Why did she always have to wait for me?

I was so sick of her pity. Of her constant need to be around me.

She was standing at the top of the stairs, and I wanted to push her down them. I hated that she knew where I went. It was almost like she was glad I was trapped there.

I hated that she tried to comfort me.

There was no comfort.

I didn’t want it.

I didn’t want anything. Not from anyone.

Something nudged my shoulder, and I pushed the offending disturber away with a flick of my wrist. I rubbed my head against the hard glass trying to get comfortable again when suddenly my glass pillow was taken away.
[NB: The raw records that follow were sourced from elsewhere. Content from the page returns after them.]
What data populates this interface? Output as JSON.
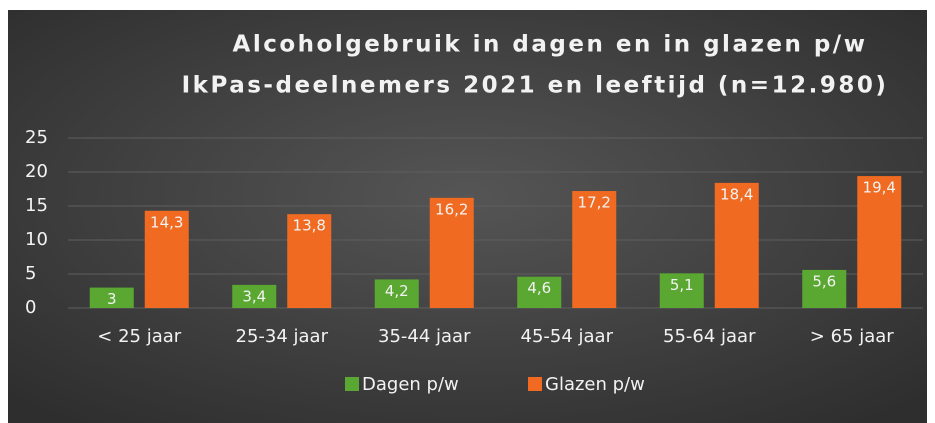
{
  "chart_data": {
    "type": "bar",
    "title": "Alcoholgebruik in dagen en in glazen p/w",
    "subtitle": "IkPas-deelnemers 2021 en leeftijd (n=12.980)",
    "categories": [
      "< 25 jaar",
      "25-34 jaar",
      "35-44 jaar",
      "45-54 jaar",
      "55-64 jaar",
      "> 65 jaar"
    ],
    "series": [
      {
        "name": "Dagen p/w",
        "color": "#5aa832",
        "values": [
          3,
          3.4,
          4.2,
          4.6,
          5.1,
          5.6
        ],
        "value_labels": [
          "3",
          "3,4",
          "4,2",
          "4,6",
          "5,1",
          "5,6"
        ]
      },
      {
        "name": "Glazen p/w",
        "color": "#f06b21",
        "values": [
          14.3,
          13.8,
          16.2,
          17.2,
          18.4,
          19.4
        ],
        "value_labels": [
          "14,3",
          "13,8",
          "16,2",
          "17,2",
          "18,4",
          "19,4"
        ]
      }
    ],
    "ylim": [
      0,
      25
    ],
    "yticks": [
      0,
      5,
      10,
      15,
      20,
      25
    ],
    "grid": true,
    "legend": "bottom"
  }
}
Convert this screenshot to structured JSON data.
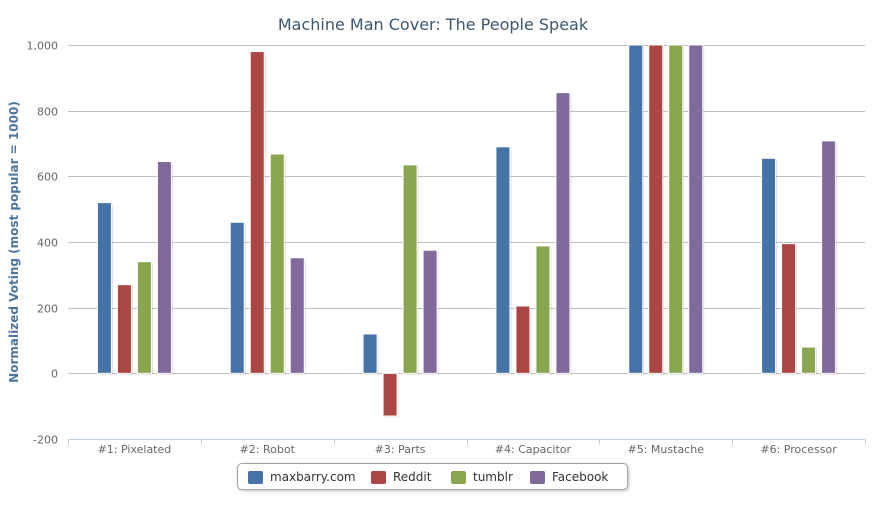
{
  "chart_data": {
    "type": "bar",
    "title": "Machine Man Cover: The People Speak",
    "ylabel": "Normalized Voting (most popular = 1000)",
    "xlabel": "",
    "ylim": [
      -200,
      1000
    ],
    "yticks": [
      "-200",
      "0",
      "200",
      "400",
      "600",
      "800",
      "1,000"
    ],
    "ytick_values": [
      -200,
      0,
      200,
      400,
      600,
      800,
      1000
    ],
    "grid": true,
    "legend_position": "bottom-center",
    "categories": [
      "#1: Pixelated",
      "#2: Robot",
      "#3: Parts",
      "#4: Capacitor",
      "#5: Mustache",
      "#6: Processor"
    ],
    "series": [
      {
        "name": "maxbarry.com",
        "color": "#4572a7",
        "values": [
          520,
          460,
          120,
          690,
          1000,
          655
        ]
      },
      {
        "name": "Reddit",
        "color": "#aa4643",
        "values": [
          270,
          980,
          -130,
          205,
          1000,
          395
        ]
      },
      {
        "name": "tumblr",
        "color": "#89a54e",
        "values": [
          340,
          668,
          635,
          388,
          1000,
          80
        ]
      },
      {
        "name": "Facebook",
        "color": "#80699b",
        "values": [
          645,
          352,
          375,
          855,
          1000,
          708
        ]
      }
    ]
  }
}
I opened my eyes and saw Ream standing outside the car, his hand on the door, his faded blue jeans snug against his muscular thighs, and damn he was too delicious to resist with a sleepy head.

“Let’s go, beautiful.”

I unclicked the seat belt and it snapped back in place. He had a black bag thrown over his shoulder, and I hoped like hell he had packed my comfy pajamas. The ones they’d taken me to the hospital in, I’d asked Matt to burn. He stepped aside as I slid out of the car and took in the surroundings.

Shit. It wasn’t a luxury spa. It wasn’t even a hotel. It was a tiny cottage surrounded by … I breathed in … pine trees. The car door slammed behind me, and then I heard the crunch of snapping twigs under his feet as he walked toward the cottage—better description: shack.

“Really, Ream? If you were trying to win me over, this certainly isn’t doing you any favors.” I stayed by the car afraid to leave the luxury.

“Get your ass moving, Kitkat.”

The three porch steps he stepped on creaked under his weight, and I imagined he’d fall right through them before the weekend was up. Why the hell would Ream bring me here? There was nothing quaint about the place. Shit, the place needed a coat of paint and … he better not have brought me here to paint.